Tuesday, January 9, 2018

becoming visible -- emerging audiences

‘Lots of things are invisible, Joey,’ said Dennis the Menace one day in the comics, ‘but we don’t know it ‘cause we can’t see ‘em.’ True dat. There are some things invisible right out in plain sight, and that’s more complicated. For years around here, representational paintings weren’t seen in juried exhibits, weren’t reviewed in media outlets, and couldn’t get a grant for any reason, period. Representational art was being made, studios would come and go, but officially what they were doing was destined to be invisible, out of bounds, not worthy of serious consideration. This continued for decades.

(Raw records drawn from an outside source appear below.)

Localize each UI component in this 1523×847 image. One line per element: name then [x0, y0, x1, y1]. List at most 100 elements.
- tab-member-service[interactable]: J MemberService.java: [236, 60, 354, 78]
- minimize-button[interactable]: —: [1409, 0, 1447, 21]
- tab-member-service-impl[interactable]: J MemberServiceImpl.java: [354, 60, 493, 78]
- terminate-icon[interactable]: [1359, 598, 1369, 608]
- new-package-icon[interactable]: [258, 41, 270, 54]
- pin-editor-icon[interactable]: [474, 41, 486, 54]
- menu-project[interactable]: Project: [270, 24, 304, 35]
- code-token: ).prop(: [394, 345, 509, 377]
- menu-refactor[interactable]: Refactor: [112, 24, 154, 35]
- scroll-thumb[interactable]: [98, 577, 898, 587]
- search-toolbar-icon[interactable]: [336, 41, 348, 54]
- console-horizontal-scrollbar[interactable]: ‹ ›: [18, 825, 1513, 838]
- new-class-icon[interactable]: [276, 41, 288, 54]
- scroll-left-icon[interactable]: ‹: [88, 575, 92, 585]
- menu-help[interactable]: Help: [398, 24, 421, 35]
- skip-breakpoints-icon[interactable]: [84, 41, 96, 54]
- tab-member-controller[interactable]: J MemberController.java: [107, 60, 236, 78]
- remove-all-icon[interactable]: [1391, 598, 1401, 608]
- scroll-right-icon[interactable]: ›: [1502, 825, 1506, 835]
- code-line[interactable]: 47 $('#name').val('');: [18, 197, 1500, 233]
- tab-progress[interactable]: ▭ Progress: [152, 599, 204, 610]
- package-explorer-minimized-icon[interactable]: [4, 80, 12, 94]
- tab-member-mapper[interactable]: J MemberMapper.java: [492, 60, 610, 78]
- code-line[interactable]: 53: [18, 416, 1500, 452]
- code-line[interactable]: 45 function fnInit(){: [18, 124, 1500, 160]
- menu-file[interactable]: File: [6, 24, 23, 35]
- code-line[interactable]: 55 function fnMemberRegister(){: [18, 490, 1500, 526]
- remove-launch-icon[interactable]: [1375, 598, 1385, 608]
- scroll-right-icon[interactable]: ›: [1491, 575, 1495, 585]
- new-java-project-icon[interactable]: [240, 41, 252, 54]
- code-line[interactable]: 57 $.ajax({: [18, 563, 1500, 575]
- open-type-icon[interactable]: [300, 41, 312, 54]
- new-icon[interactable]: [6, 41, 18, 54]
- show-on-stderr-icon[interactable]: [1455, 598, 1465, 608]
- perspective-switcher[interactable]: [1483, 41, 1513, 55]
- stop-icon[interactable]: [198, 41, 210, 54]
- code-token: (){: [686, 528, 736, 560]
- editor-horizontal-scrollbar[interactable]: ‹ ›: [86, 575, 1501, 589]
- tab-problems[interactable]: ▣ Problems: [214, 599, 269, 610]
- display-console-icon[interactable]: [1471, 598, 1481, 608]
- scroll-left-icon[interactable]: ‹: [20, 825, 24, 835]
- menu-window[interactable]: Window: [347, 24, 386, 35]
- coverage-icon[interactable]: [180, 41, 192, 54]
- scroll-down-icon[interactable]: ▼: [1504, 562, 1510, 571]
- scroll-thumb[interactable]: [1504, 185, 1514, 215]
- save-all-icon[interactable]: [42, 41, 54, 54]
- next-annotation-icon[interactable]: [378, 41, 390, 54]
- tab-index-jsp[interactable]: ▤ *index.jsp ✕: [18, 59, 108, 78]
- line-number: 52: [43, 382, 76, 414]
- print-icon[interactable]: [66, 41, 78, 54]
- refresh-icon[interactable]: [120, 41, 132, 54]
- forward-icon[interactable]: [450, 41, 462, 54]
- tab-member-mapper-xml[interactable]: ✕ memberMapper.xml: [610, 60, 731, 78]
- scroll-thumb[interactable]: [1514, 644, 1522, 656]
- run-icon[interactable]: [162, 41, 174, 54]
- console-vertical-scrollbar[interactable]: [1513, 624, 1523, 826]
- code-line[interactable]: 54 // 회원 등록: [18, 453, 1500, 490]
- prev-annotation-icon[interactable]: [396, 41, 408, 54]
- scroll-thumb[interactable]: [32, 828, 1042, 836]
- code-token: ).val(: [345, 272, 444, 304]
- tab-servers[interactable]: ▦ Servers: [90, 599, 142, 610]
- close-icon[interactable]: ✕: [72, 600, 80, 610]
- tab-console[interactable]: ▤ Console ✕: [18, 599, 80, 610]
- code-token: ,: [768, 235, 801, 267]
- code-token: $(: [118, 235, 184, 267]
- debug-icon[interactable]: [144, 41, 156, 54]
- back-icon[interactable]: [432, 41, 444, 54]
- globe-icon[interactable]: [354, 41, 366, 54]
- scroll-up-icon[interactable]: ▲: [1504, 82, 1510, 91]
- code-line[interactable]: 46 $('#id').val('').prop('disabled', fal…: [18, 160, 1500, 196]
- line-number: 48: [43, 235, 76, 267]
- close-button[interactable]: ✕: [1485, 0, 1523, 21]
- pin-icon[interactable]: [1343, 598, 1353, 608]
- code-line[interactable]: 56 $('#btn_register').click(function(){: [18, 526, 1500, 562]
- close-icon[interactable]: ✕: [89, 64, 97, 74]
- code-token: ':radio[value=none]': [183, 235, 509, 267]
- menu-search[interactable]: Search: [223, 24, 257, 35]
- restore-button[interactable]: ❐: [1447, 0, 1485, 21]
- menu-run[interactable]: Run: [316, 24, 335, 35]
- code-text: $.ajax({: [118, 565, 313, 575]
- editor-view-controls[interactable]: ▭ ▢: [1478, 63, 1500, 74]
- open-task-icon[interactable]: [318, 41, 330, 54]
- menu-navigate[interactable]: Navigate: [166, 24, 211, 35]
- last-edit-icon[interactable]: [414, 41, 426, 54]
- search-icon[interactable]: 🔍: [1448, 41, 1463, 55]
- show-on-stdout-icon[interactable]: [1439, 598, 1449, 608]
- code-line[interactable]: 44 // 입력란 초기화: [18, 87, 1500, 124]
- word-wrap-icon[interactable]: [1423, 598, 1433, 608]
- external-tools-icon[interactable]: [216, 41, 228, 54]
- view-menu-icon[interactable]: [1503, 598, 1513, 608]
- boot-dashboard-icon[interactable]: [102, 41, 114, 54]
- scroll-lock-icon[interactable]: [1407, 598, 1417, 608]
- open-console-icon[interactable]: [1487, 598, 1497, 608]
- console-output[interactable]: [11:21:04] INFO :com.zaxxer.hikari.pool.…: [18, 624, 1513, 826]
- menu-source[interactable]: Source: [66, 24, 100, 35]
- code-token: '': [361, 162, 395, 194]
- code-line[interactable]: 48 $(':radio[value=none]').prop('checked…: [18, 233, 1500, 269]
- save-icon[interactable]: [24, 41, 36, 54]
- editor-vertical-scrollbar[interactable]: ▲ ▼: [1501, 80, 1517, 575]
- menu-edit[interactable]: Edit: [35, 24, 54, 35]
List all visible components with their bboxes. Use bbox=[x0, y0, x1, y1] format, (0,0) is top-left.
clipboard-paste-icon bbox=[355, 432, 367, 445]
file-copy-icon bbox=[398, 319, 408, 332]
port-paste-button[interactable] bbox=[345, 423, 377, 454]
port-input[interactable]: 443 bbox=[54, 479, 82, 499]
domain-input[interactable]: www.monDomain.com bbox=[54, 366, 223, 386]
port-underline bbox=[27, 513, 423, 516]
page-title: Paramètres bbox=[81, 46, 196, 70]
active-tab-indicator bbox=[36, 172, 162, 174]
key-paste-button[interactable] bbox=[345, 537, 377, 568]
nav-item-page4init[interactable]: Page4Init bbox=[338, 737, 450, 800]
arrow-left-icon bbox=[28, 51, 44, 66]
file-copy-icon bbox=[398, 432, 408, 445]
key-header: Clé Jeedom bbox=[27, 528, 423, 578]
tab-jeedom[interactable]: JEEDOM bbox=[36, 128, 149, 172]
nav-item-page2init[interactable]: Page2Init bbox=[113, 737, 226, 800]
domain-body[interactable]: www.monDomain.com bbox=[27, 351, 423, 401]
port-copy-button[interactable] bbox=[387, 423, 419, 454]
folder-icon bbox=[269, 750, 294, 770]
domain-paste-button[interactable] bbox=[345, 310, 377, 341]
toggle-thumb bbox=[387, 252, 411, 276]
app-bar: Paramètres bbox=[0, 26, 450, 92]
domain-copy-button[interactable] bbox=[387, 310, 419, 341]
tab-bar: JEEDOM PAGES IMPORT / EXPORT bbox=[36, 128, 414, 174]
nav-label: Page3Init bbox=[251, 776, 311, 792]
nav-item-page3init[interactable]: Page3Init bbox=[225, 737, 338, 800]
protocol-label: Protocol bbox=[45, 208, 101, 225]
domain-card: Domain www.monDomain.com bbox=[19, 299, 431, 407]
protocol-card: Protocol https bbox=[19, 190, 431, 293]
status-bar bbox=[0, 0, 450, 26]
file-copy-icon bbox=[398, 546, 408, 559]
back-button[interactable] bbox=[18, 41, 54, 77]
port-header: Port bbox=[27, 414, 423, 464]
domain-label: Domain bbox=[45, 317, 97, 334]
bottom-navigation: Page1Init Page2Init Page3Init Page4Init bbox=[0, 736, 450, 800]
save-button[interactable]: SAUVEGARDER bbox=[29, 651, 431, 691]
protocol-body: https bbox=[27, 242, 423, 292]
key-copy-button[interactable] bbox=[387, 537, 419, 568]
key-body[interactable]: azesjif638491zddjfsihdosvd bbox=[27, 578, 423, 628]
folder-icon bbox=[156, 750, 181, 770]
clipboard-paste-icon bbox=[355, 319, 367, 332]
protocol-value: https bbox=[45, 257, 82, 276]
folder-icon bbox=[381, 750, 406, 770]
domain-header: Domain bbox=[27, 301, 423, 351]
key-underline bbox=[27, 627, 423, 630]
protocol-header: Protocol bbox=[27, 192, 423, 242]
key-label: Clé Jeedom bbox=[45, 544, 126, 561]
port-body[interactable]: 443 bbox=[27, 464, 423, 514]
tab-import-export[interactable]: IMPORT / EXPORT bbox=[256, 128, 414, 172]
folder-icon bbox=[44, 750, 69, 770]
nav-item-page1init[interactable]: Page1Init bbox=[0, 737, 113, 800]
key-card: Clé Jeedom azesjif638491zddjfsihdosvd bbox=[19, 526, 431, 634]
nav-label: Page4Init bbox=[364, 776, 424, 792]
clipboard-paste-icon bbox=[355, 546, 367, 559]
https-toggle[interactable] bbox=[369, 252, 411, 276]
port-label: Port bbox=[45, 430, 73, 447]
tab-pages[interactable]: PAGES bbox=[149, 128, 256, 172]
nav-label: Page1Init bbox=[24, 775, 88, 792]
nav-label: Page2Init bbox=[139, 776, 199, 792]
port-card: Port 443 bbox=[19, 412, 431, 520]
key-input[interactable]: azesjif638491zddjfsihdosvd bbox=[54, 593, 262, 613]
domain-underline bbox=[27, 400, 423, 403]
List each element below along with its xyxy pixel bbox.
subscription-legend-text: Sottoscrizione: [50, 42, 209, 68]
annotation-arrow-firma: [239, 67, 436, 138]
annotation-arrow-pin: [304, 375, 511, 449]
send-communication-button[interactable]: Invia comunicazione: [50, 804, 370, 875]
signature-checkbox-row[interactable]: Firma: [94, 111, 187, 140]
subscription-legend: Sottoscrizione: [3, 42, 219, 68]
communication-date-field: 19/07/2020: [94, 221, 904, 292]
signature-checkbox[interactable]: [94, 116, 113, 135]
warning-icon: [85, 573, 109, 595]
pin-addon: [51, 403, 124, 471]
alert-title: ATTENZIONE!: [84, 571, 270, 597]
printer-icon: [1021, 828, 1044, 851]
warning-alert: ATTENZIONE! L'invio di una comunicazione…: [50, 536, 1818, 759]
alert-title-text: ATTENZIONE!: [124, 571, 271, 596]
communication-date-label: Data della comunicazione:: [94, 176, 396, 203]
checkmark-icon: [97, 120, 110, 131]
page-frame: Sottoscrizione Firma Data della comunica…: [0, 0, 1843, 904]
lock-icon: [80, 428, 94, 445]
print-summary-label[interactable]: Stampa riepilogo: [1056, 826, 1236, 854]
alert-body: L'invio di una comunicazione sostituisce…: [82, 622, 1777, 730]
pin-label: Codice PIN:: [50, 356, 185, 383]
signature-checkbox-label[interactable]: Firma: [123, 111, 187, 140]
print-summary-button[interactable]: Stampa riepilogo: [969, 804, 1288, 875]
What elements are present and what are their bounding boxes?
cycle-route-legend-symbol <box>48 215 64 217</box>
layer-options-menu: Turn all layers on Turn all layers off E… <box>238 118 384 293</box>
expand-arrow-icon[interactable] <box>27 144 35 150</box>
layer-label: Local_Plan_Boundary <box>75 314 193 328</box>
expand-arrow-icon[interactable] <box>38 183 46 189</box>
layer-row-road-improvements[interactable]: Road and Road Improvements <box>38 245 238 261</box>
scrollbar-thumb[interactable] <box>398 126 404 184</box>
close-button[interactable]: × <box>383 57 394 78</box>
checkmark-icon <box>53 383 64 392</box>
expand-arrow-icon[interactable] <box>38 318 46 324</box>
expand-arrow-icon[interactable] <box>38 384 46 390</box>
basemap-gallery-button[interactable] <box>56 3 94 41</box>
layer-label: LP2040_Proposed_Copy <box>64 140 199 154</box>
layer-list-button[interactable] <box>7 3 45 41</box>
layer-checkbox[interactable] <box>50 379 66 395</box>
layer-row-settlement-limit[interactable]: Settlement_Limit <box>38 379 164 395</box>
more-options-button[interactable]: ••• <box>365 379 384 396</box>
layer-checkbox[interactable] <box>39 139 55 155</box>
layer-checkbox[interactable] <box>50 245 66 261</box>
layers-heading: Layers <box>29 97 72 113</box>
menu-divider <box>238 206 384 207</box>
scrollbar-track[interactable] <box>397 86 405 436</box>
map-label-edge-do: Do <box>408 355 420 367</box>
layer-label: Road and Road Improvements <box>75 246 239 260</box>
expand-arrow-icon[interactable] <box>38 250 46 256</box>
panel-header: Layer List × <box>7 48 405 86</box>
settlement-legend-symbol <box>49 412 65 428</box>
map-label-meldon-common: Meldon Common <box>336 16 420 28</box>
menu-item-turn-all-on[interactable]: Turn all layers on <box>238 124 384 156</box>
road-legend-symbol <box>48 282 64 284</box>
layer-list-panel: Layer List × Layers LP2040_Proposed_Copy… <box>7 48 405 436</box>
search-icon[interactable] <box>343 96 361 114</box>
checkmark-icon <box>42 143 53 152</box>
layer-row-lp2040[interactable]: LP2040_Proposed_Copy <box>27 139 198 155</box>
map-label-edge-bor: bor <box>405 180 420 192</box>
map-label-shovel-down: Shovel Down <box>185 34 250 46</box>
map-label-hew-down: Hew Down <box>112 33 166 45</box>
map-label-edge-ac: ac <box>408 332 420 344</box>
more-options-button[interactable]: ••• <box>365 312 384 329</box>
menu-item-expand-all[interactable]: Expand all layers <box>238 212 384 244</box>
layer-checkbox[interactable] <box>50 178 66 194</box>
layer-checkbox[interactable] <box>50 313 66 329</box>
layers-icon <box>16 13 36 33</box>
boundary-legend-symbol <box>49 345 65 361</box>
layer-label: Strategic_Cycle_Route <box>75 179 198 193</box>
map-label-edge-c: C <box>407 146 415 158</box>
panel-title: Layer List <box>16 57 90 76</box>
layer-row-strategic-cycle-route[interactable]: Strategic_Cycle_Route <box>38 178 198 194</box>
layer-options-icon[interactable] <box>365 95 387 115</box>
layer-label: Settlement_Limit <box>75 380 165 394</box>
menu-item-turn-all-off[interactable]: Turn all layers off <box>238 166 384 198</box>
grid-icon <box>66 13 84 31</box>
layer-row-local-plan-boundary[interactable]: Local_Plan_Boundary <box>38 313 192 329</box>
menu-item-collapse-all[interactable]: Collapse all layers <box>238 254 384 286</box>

Of course, there’s no real opposition, abstract or referential, and no defining line between. Each artist chooses the form that best conveys their particular personality and point of view. They all have an audience in mind, and in front of the easel they labor to create an image that will be ‘seen,‘ at least by some of the people, and favored enough to receive support, a basic requirement for making more. There are numerous examples of artists who struggled throughout their lives, only to find great success among later generations, art’s oldest cliche’. Why is that?

It must be, that while the art itself didn’t change, the eyes that saw it did. What was once invisible had over time resolved into meaning and immediacy, as the worldview of citizens changed gears. Van Gogh’s artwork was severely inappropriate for the eighteen eighties, too ugly to look at, too distorted and crudely made. He was crazy and it showed in his work. Ten years after his untimely demise, at the approach of a new century, he was already recognized as the obvious precursor to the concerns of modern art, and his paintings began to blaze on the wall.

Art is not a one-way street. The painting itself is inert, a construction of cloth and wood with colors applied, and it says nothing in an empty room. Somewhere on its surface the artist has left a hook, some visual strategy that beguiles the attention long enough to speak, to whisper a personal message into the inner ear where no translation is necessary. For this to happen, the sensibility of the viewing public must become receptive, and sometimes that can take a while, up to several decades. It won’t change overnight, but it can seem that way, with many individuals responding before artwork becomes generally ‘visible,‘ and it might not happen at all.